Ob er inzwischen verhaftet wurde, ist unklar. Es ist aber wahrscheinlich. Denn Kreml-Chef Wladimir Putin (69) geht erbarmungslos gegen Proteste vor. Anfang März hatte Russlands Präsident ein Gesetz unterzeichnet, das drakonische Haftstrafen bei «Falschinformationen» über die russische Armee vorsieht. Ausserdem haben die russischen Behörden seit Beginn des russischen Einmarschs in die Ukraine den Zugang zu Online-Medien und Online-Netzwerken massiv eingeschränkt. Offiziell darf nicht von Krieg gesprochen werden. Der Kreml bezeichnet den Ukraine-Krieg als «militärische Spezial-Operation.»
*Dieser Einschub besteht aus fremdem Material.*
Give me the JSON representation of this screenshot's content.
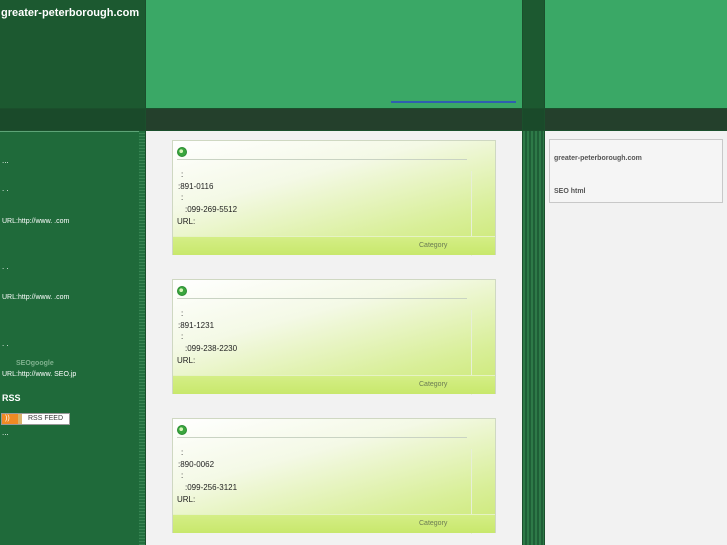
{
  "site_title": "greater-peterborough.com",
  "sidebar": {
    "line1": "...",
    "line2": ".      .",
    "url1": "URL:http://www.      .com",
    "line3": ".      .",
    "url2": "URL:http://www.      .com",
    "line4": ".      .",
    "seogoogle": "SEOgoogle",
    "url3": "URL:http://www.      SEO.jp",
    "rss_heading": "RSS",
    "rss_button_label": "RSS FEED",
    "footer_dots": "..."
  },
  "cards": [
    {
      "colon1": ":",
      "postal": ":891-0116",
      "colon2": ":",
      "phone": ":099-269-5512",
      "url": "URL:",
      "category": "Category"
    },
    {
      "colon1": ":",
      "postal": ":891-1231",
      "colon2": ":",
      "phone": ":099-238-2230",
      "url": "URL:",
      "category": "Category"
    },
    {
      "colon1": ":",
      "postal": ":890-0062",
      "colon2": ":",
      "phone": ":099-256-3121",
      "url": "URL:",
      "category": "Category"
    }
  ],
  "right_panel": {
    "site": "greater-peterborough.com",
    "seo": "SEO html"
  },
  "colors": {
    "header_green": "#3aa866",
    "dark_green": "#1c5930",
    "card_foot": "#c8e86c"
  }
}
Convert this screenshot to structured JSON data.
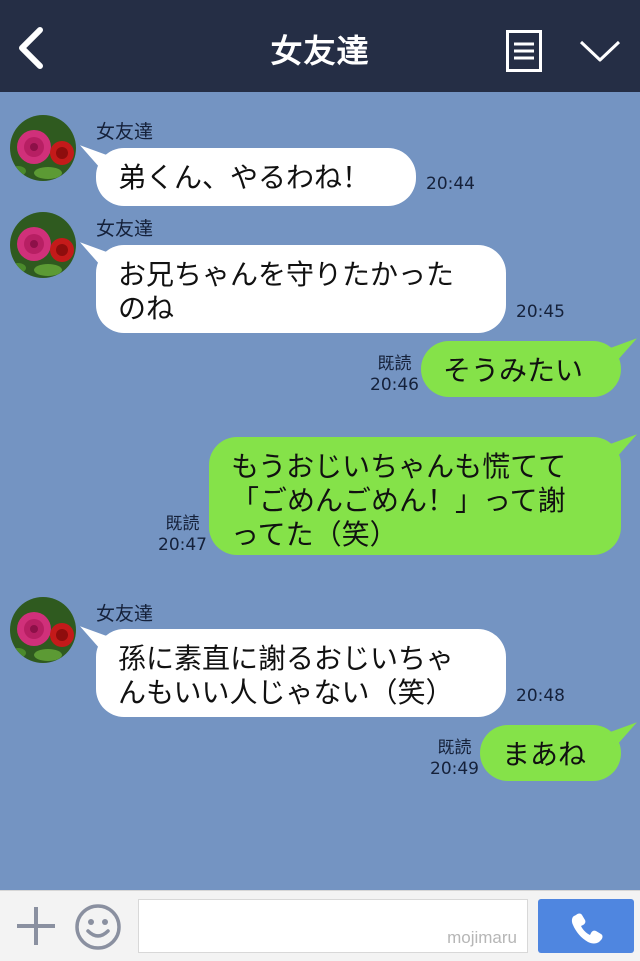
{
  "header": {
    "title": "女友達"
  },
  "messages": [
    {
      "dir": "in",
      "sender": "女友達",
      "text": "弟くん、やるわね！",
      "time": "20:44"
    },
    {
      "dir": "in",
      "sender": "女友達",
      "text": "お兄ちゃんを守りたかった\nのね",
      "time": "20:45"
    },
    {
      "dir": "out",
      "read": "既読",
      "text": "そうみたい",
      "time": "20:46"
    },
    {
      "dir": "out",
      "read": "既読",
      "text": "もうおじいちゃんも慌てて\n「ごめんごめん！」って謝\nってた（笑）",
      "time": "20:47"
    },
    {
      "dir": "in",
      "sender": "女友達",
      "text": "孫に素直に謝るおじいちゃ\nんもいい人じゃない（笑）",
      "time": "20:48"
    },
    {
      "dir": "out",
      "read": "既読",
      "text": "まあね",
      "time": "20:49"
    }
  ],
  "input": {
    "watermark": "mojimaru"
  },
  "colors": {
    "header_bg": "#252e45",
    "chat_bg": "#7494c2",
    "bubble_out": "#85e249",
    "bubble_in": "#ffffff",
    "call_button": "#4f86e0"
  }
}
Paradoxe Lügen über Schauspieler und Entnazifizierung
Putin kontrolliert die Berichterstattung in seinem Land über den Krieg. Kurz nach der Veröffentlichung erster Bilder und Videos aus Butscha, die Leichen zeigten, schaltete sich der Propagandaapparat ein. Etliche russische Medien berichteten davon, dass es sich bei den Bildern um Fälschungen handle. Experten behaupteten, sie hätten gesehen, wie sich die Leichen bewegten, da diese in Wirklichkeit Schauspieler seien, wie der «Spiegel» berichtet.
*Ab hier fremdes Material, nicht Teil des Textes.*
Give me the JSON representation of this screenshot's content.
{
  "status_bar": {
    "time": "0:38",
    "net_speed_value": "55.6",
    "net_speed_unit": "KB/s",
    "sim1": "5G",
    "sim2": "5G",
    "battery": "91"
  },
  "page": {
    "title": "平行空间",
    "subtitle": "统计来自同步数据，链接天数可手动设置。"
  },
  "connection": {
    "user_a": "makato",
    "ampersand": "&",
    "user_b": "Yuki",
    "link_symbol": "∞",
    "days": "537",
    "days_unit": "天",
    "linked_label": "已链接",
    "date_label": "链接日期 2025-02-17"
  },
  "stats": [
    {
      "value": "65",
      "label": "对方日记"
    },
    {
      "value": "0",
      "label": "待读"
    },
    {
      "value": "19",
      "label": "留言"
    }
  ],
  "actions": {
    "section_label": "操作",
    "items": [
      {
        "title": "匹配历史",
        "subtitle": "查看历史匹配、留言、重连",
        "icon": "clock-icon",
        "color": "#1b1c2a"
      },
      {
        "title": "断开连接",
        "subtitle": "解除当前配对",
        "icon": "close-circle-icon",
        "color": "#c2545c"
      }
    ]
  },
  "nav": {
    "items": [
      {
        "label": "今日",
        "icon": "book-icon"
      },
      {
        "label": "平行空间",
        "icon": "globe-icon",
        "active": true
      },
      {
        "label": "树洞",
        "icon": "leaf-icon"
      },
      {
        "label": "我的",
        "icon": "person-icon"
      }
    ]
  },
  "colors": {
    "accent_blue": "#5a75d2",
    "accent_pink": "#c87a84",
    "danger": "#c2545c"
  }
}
Es gab aber auch staatsnahe Medien, die die Leichen als echt anerkannten. So zum Beispiel die russische Zeitung «Komsomolskaja Prawda». Sie bestätigte die Echtheit der Leichen, behauptete gleichzeitig aber, dass die Ukraine selbst diese Menschen ermordet habe, um das Kriegsverbrechen Russland anhängen zu können. Der russischen Bevölkerung wurde somit eine Reihe von Theorien zum Butscha-Massaker angeboten, welche die Unschuld Russlands nahelegten.
Die russische Nachrichtenagentur «Ria Nowosti» führte eine weitere Erklärung an, die Wladimir Putin gefallen dürfte. Unter dem Titel «Was Russland in der Ukraine tun muss» veröffentlichte sie am Sonntag einen Beitrag, in welchem eine gründliche Entnazifizierung der Ukraine als Grund für das Massaker in Butscha angeführt wird. Der Beitrag wurde von Timofej Sergejzew verfasst, der unter anderem den früheren ukrainischen Präsidenten Wiktor Janukowitsch (71) beriet.
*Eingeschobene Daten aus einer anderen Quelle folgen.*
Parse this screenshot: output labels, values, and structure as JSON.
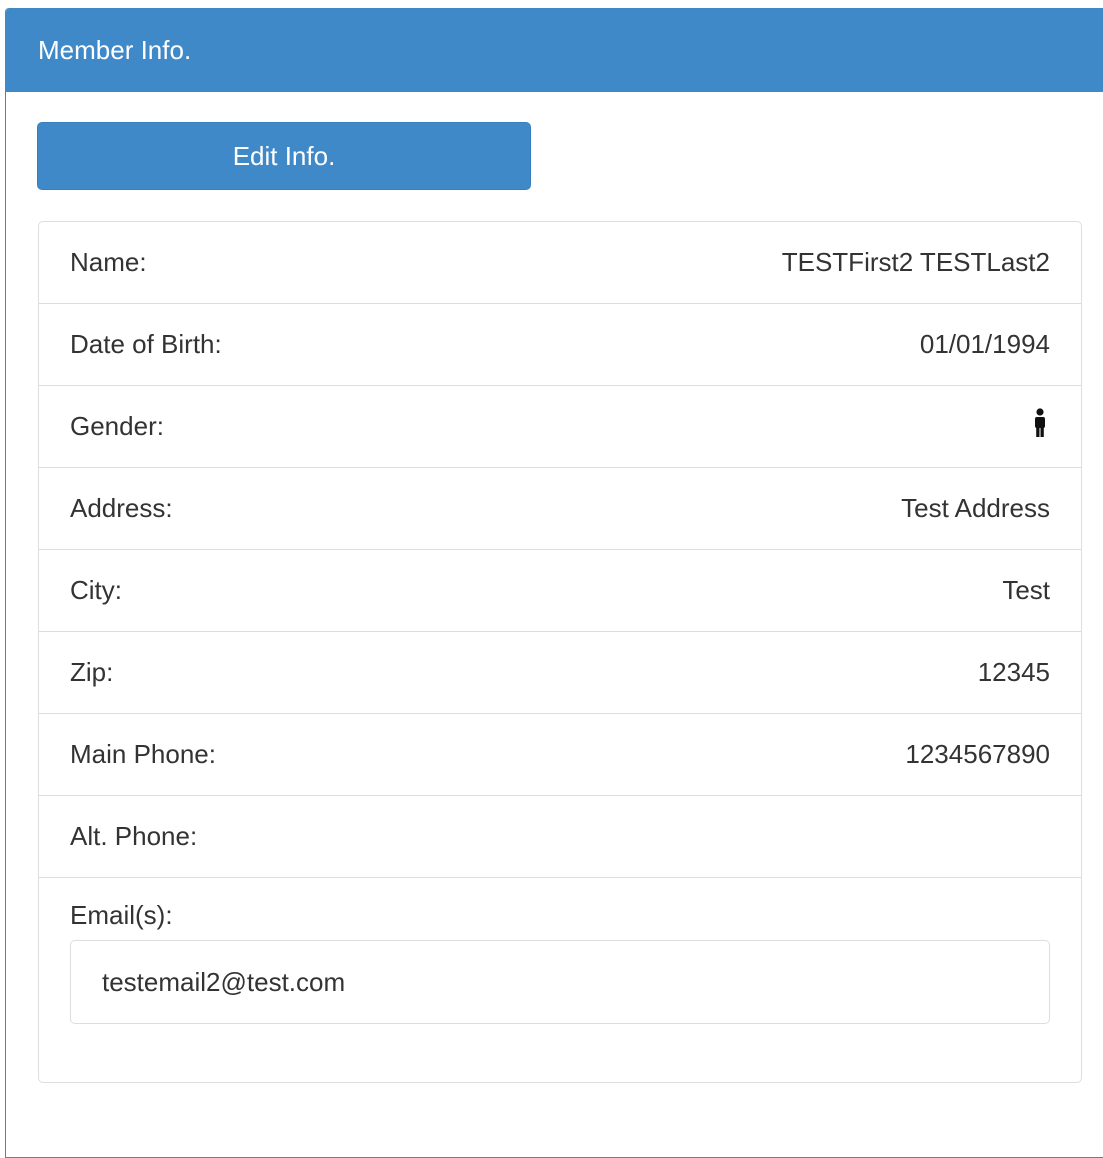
{
  "panel": {
    "title": "Member Info.",
    "edit_button_label": "Edit Info."
  },
  "details": {
    "name_label": "Name:",
    "name_value": "TESTFirst2 TESTLast2",
    "dob_label": "Date of Birth:",
    "dob_value": "01/01/1994",
    "gender_label": "Gender:",
    "gender_icon": "male-icon",
    "address_label": "Address:",
    "address_value": "Test Address",
    "city_label": "City:",
    "city_value": "Test",
    "zip_label": "Zip:",
    "zip_value": "12345",
    "main_phone_label": "Main Phone:",
    "main_phone_value": "1234567890",
    "alt_phone_label": "Alt. Phone:",
    "alt_phone_value": "",
    "emails_label": "Email(s):",
    "emails": [
      "testemail2@test.com"
    ]
  },
  "colors": {
    "primary": "#4089c9",
    "border": "#dddddd",
    "text": "#333333"
  }
}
Grossteil der Russen steht hinter Putin
Unter dem Vorwand der Entnazifizierung rechtfertigen auch russische Soldaten die Gräueltaten in Butscha. Auf Twitter kursiert derzeit das Bild einer Frau, auf deren Bauch ein Hakenkreuz zu sehen ist. So wurde behauptet, dass sie sich in einer Basis des neonazistischen Regiment Asow befunden habe. Die Ukrainerin war aber wohl eher eine unschuldige Frau, die vergewaltigt und getötet wurde. Das Hakenkreuz wurde ihr vermutlich erst später als Rechtfertigung für die Tat verpasst.
Die absurde Propaganda von Kriegsführer Wladimir Putin scheint zu verfangen. Laut dem staatlichen Umfrageinstitut «WZIOM» heissen derzeit 79 Prozent der Befragten den Krieg in der Ukraine gut, während es zu Kriegsbeginn noch 70 Prozent waren. Zugegebenermassen ist dieses Institut nicht allzu vertrauenswürdig, doch auch unabhängige Organisationen bestätigen diesen Trend. Der Grossteil der Russen steht hinter Putin und dem Ukraine-Krieg.
So berichtet das unabhängige Meinungsforschungsinstitut «Lewada», dass mittlerweile eine höhere Zustimmung für den Ukraine-Krieg gemessen wird – oder die «militärische Sonderoperation», wie Putin es nennt. Konkret befürworteten 53 Prozent der Befragten die Invasion in der Ukraine bedingungslos, weitere 28 Prozent stehen ihr «eher positiv» gegenüber. Die Aussagekraft von Umfragen in Russland ist aber dennoch kritisch zu betrachten, da die Menschen durch die Propaganda falsch informiert werden und Angst haben, ihre Meinung kundzutun. (obf)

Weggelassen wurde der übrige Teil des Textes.